Emergency: On strike. How to win?

Can history help us win this dispute?  Can we link our struggle over pensions to the struggles against casualisation of teaching and outsourcing of university staff? In an emergency History Acts teach-out, we invite historians of trade unionism to discuss strategies and tactics with union officials and activists.

WEDNESDAY 7 MARCH 6pm to 8pm
MAYDAY ROOMS, 88 Fleet Street, London EC4Y 1DH

History Acts workshops are led by activists, who give a short talk or presentation about their work. A historian or historians working on a relevant topic will then respond, before opening it up to group discussion.

ACTIVISTS

Mike Berlin is joint-President of Birkbeck UCU, and a historian specialising in the social history of early modern London. UCU members are currently on strike to defend their right to a fair pension.

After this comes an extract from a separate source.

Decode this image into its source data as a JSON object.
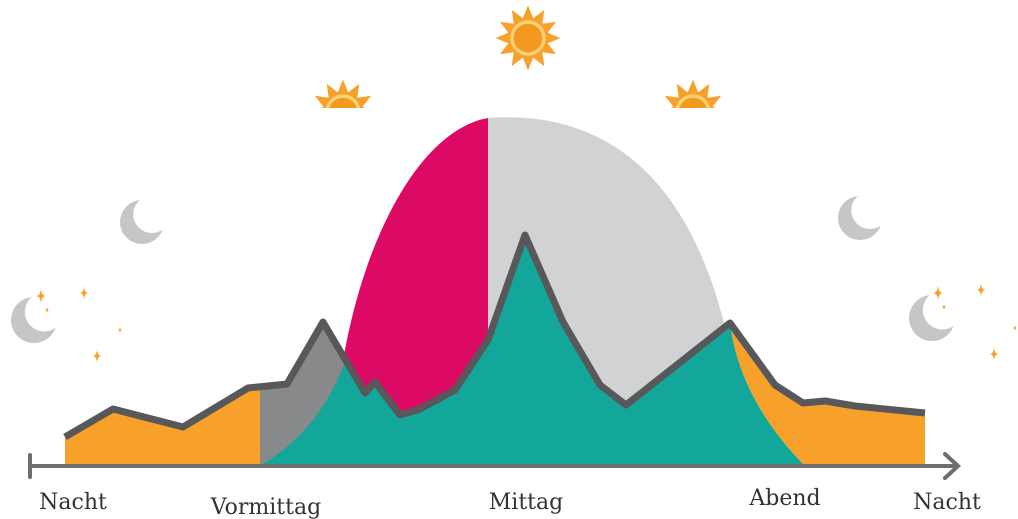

Henry Chango Lopez is President of the Independent Workers Union of Great Britain, a small, independent trade union, whose members are predominantly low paid migrant workers in London. The union was founded in 2012. The IWGB is a campaigning union, which has waged a number of high profile campaigns such as for the London Living Wage at the Royal Opera House and at John Lewis, and the 3 Cosas Campaign (sick pay, holidays, and pensions) at the University of London.

Catherine Oakley is a postdoctoral researcher at the University of Leeds and co-founder of The Academic Precariat (TAP), a new activist platform for research and teaching academics, and other categories of staff in the Higher Education sector united by the material and psychological conditions of precarity.

HISTORIANS  

Dr Laura Schwartz is Associate Professor in Modern British History at the University of Warwick. Her main research interests are the history of feminism and radical movements in Britain, and she is completing her third monograph on ‘Feminism and the Servant Problem: Class Conflict and Domestic Labour in the British Women’s Suffrage Movement’.

Laura is involved with Fighting Against Casualisation in Education (FACE), a network aiming to bring together casualised academic workers involved in struggles around the country, to organise for better labour conditions.